Şirk sistemlerinin insanlara zulmetmemelerini, “tabii hukuk”
adı altında da olsa, Allah’ın kullarına
lütfettiği haklarını ihlal etmemelerini talep edebilir, bu
bağlamda zulmün ve adaletsizliğin geriletilmesi
çalışmalarını teşvik edebiliriz. Hatta bu bizim
için, zulme ve ifsada karşı özgürlük ve adalet
mücadelesi bağlamında bir sorumluluktur. İşte bu
sebeple biz bu büyük sorumluluğumuz gereğince hangi din ya
da ideolojinin, hangi kavmi kimliğin müntesibi olursa olsun,
Allah’ın bütün kullarının adaletle muamele
görmesini, Allah’ın tanıdığı
bütün hakları ve özgürlükleri serbestçe
kullanmalarını savunmalıyız. Resmi ideolojinin ve
darbelerin bütün mağdurlarının haklarının
ayrımsız savunucusu olmalıyız. Ancak bu tür taktik,
konjonktürel ve görece özgürleşme
ihtiyaçlarımız uğruna, bizi İslami kimlik ve
ilkelerimizden uzaklaştıracak olan, stratejik hedefimize
aykırı yöntemlerin peşine takılamayız.”[2]
Keşke
hayatta hep karşımıza iki seçenek çıksa da
biz cenneti hedefleyen müminler hep hayır olanı seçsek.
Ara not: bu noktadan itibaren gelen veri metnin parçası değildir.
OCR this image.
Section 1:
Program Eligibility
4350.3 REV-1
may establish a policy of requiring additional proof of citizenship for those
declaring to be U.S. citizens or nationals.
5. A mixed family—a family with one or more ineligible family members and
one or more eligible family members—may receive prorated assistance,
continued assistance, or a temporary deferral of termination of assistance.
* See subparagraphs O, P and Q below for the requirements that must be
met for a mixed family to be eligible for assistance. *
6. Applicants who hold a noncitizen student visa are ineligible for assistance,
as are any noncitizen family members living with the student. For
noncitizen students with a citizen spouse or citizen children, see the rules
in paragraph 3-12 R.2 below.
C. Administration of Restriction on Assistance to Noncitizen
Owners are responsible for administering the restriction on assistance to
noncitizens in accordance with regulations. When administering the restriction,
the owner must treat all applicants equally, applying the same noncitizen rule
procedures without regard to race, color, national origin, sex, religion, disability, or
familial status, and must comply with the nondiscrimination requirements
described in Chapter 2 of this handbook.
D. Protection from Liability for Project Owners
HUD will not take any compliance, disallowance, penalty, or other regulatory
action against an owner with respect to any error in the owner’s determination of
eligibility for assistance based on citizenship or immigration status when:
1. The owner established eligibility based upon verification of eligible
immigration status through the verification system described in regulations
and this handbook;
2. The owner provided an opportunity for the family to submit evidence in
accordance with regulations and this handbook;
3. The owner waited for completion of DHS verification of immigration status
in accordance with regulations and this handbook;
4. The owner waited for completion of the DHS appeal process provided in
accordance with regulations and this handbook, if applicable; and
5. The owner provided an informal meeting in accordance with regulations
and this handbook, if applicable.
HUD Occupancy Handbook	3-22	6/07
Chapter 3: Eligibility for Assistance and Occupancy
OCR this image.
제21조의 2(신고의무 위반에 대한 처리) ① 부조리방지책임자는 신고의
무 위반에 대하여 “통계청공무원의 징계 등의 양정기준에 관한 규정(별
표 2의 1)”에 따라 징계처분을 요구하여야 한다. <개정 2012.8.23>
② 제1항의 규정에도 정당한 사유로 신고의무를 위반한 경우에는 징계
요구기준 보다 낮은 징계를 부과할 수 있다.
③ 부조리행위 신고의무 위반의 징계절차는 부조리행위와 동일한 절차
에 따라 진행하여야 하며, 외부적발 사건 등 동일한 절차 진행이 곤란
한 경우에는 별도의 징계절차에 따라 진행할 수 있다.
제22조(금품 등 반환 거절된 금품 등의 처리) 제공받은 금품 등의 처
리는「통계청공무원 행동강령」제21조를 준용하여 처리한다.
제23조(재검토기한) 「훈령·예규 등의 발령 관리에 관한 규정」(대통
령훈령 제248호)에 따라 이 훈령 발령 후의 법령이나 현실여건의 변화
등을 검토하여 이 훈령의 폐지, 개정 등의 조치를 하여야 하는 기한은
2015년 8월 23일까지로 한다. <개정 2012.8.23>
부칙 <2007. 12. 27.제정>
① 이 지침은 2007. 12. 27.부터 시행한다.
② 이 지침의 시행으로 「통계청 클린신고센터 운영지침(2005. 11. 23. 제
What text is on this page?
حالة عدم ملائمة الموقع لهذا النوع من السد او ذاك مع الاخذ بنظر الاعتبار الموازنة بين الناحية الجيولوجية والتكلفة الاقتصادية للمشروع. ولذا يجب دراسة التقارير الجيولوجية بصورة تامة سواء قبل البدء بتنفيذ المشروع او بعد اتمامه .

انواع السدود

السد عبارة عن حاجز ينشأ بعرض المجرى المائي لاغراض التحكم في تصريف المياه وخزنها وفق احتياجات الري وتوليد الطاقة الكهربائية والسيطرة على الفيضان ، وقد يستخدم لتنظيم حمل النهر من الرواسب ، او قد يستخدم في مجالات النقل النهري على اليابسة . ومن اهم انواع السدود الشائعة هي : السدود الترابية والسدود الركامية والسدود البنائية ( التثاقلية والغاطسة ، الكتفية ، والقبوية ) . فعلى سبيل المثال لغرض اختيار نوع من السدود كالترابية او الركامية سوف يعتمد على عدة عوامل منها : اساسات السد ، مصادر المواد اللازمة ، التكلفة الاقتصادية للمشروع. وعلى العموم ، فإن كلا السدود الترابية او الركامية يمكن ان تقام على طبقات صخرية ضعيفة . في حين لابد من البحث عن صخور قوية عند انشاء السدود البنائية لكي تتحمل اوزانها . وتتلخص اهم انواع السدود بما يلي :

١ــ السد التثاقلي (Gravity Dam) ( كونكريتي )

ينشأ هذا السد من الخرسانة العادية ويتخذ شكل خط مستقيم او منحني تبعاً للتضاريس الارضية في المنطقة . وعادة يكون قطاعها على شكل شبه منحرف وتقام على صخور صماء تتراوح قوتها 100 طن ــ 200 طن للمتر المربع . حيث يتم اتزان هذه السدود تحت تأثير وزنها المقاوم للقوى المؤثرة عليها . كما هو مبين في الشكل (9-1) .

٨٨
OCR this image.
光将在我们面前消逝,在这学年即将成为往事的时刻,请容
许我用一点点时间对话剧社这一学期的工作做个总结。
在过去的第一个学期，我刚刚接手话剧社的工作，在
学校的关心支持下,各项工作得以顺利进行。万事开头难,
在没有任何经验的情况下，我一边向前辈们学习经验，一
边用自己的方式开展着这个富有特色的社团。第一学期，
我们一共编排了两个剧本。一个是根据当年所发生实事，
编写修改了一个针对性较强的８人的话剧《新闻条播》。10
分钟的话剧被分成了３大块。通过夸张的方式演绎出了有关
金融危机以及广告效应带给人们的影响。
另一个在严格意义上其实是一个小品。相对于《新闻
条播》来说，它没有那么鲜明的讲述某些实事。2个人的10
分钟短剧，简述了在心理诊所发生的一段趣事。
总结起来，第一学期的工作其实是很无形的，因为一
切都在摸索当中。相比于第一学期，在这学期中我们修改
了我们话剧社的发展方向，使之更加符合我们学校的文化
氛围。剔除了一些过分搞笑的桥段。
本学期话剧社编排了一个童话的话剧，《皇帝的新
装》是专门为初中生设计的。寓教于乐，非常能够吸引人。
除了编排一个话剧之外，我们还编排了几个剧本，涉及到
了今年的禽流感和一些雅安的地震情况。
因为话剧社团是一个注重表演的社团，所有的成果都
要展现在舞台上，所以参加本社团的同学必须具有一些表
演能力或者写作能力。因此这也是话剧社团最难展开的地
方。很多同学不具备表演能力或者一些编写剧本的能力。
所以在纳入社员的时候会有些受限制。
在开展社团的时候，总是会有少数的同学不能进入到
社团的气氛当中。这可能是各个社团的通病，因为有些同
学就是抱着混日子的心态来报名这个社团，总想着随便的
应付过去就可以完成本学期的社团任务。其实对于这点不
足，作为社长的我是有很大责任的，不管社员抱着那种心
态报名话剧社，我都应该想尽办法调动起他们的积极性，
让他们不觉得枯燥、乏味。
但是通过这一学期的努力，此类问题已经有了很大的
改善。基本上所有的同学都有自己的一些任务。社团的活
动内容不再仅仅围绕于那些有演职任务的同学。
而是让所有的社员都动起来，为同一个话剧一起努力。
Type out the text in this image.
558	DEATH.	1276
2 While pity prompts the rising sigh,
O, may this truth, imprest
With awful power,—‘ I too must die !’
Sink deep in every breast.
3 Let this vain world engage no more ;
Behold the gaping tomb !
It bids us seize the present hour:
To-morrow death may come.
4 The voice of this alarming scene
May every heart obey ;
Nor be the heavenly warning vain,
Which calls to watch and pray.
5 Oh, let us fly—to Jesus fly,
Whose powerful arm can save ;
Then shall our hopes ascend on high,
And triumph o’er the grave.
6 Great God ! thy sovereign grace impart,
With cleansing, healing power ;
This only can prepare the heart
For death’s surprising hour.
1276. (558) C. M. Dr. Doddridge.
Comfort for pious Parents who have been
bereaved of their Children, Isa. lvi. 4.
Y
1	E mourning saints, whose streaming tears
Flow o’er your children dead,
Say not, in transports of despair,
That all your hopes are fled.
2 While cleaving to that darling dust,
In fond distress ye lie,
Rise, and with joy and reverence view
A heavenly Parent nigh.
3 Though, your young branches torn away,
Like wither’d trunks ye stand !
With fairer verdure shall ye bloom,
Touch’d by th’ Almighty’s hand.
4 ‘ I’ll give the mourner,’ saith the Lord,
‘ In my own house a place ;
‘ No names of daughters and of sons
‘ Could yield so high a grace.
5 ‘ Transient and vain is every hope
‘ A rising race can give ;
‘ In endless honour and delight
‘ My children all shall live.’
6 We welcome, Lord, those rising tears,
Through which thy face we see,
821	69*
Şu ana kadar edindiğim tecrübe –yukarıda
belirttiğim Mecelle kaidelerine paralel- bazen iki tane kötüden
birine görece olumluluk yüklediğimiz şeklinde.
Sözgelimi,
Ebu Cehil karşısında başka bir gayr-ı Müslim Ebu
Talib'in himayesinde tebliğ ve hayır-hasenat işleri yapmakta veya
Gayr-ı Müslim Necaşi'nin himayesini tercih etmek “görece
bir olumluluk” kabul etmek. Hz. Peygamber (s)'in bazı
münafıkları öldürme tekliflerine "Bu sefer de
derler ki, Muhammed adamlarını öldürtmeye
başladı." gerekçesiyle red cevabı vermesinde mevcut
olan görece olumluluk. Müminlerin Iran'ı Bizans'ın
yendiğini duyunca sevinmeleri veya Kur'an'ın Ehl-i Kitabı
diğer gayr-ı Müslimlerden ayrı tutmasında bulunan
görece olumluluk.
Yakın
tarihten örnek verecek olursak, Afgani ve Abduh’un 1884
yılında Fransa’da yayınladığı
Urvetu’l-Vuska dergisinde, sapkın söylemlerine rağmen
İngilizlere karşı Mehdi’nin desteklenmesinde görece
bir olumluluk kendini hissettirir. Dergide, Sudan’da İngilizlere
karşı direnen Mehdi Muhammed’in mehdiliğini kabule dair
bir ibare yoktur. Ancak destek büyüktür. İngilizlerin
geriletilmesi konusunda dergide en çok ön plana
çıkarılan hareket budur.[3] O
mehdi olmasa da Hintliler onun mehdi olduğuna inanmalıdırlar.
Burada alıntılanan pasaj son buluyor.